State marijuana proposal would affect Urbana's rules

URBANA — More than five years have passed since the city of Urbana got more lenient on possession of marijuana, and now a bill is circulating the state Legislature that would make penalties less severe for getting caught with smaller amounts of the drug.

Whatever effect the 2008 city ordinance may have had appears to be minimal, although Police Chief Patrick Connolly said it has freed up officers' time and kept them on the street to deal with more serious crimes.

The city had to introduce a new ordinance prohibiting possession of marijuana to be more lenient on it. Before the city had its own rules to deal with the crime, it relied on the state's criminal code to penalize people who were caught with any amount of marijuana.

That meant those people often were taken to jail, charged with a misdemeanor and assigned a court date. If convicted, it stayed on their criminal records.

Since the city council added an ordinance which didn't exist prior to 2008, dealing with people who are caught with smaller amounts of marijuana is as simple as writing a $300 ticket, the same as when someone under 21 is caught drinking alcohol.

Last year, 68 people were written a city ticket for possession of cannabis, according to Urbana Police Department data, compared to 135 who were written up under state law in marijuana-related crimes.

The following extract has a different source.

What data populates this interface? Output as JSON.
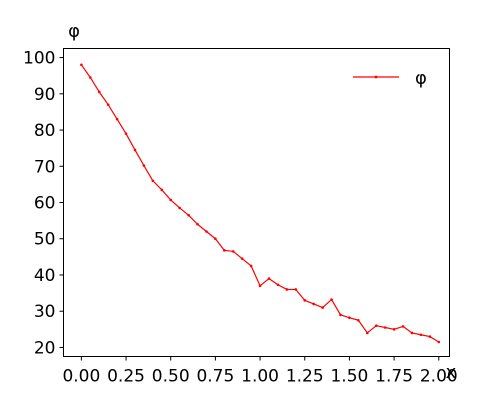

Black people were represented in higher numbers: Of the 203 total arrests, 123 were African-American. Another 70 were white, eight were Hispanic and two were Asian.

Many of the 135 arrested under state law instead of city ordinance were for much higher amounts of the drug or were associated with more serious crimes, some rising to felony levels.

Of the 135, 106 were actually taken to jail. In 82 instances, other crimes were involved in the incident, like traffic violations and driving under the influence or other drugs.

But for the 68 less serious violations, that's 68 instances where police officers didn't have to spend a couple hours processing a new inmate through the county jail, "which was already bursting at the seams," Connolly said.

But doing that is not so cut-and-dried. Connolly warns that each case is different — the situation varies, for example, by how much marijuana someone is holding or whether the person has a criminal history.

"There are so many variables involved that it would be impossible for me to dictate by policy how the officer should handle the situation," Connolly said.

The ordinance grants police officers a lot of leeway.

"It's based on the totality of the circumstances," Connolly said. "I don't tell the officer how to do his job; the officer has to research on a case-by-case basis."

That means it's up to the officer whether someone gets only a fine or is charged with a crime.

That would change significantly if state legislators pass House Bill 5708, which is sponsored by two Chicago Democrats and would make the penalties for possessing up to 30 grams of marijuana similar to a minor traffic ticket with a fine of $100.

The bill also proposes reducing the penalty for having between 30 grams and 500 grams from a felony to a misdemeanor. Repeat offenders would still be charged with a felony.

The key difference is that a marijuana ticket would be removed from a person's record after the fine is paid. Criminal convictions stay with that person.

"We certainly don't want to overcrowd our jail," said Urbana Alderwoman Carol Ammons, D-Ward 3. "We also want to look at the best use of our resources, our police resources."

Ammons, who is running to replace retiring state Rep. Naomi Jakobsson in November, said she supports the city's ordinance and would support changing the state's rules on possession of marijuana. She said it provides relief for the government agencies involved in dealing with low-level offenders.

"It relieves the burden on our police department, on our county jail," Ammons said. "It also relieves the burden on the citizen because they wouldn't have that record going forward."

Connolly pointed out that 30 grams is still a lot of marijuana. That is where the state currently draws the line between misdemeanor and felony and where the proposed bill would draw the line between a ticket and a criminal offense.

The drug has grown more potent through the years, Connolly said, and it can sell for double or triple what it used to.

"That is a substantial amount of cannabis, especially given the fact that the quality of marijuana is so much higher these days," Connolly said.

Illinois this year joined an increasing list of states — now numbering 21 plus the District of Columbia — that allow marijuana for medical use.

Ammons said she has not seen any evidence to support concerns that leniency toward low-level offenders leads to more consumption or more public acceptance.

Regardless of individual state laws, possession of marijuana is still illegal under federal law. The White House Office of National Drug Policy says the drug poses significant risk to public health, including addiction, respiratory illnesses and cognitive impairment.

The office says legality increases the availability and acceptability of drugs — like with alcohol and tobacco. Increased consumption likely would put more strain on public health systems.

Connolly said he's generally opposed to the idea of legalizing any drug — he agreed that legalization usually leads to greater public acceptance.

"I think the message being sent is, 'It's not as bad as you think it is,'" Connolly said.

And whether Urbana's leniency on possession of smaller amounts of marijuana is at all attributable is unknown, but Connolly said anecdotally that police are seeing more drugs on the streets, particularly among younger people.

"We are seeing an increase in pharmaceutical drugs," he said. "We are seeing an increase in a variety of different drugs because they are more readily available."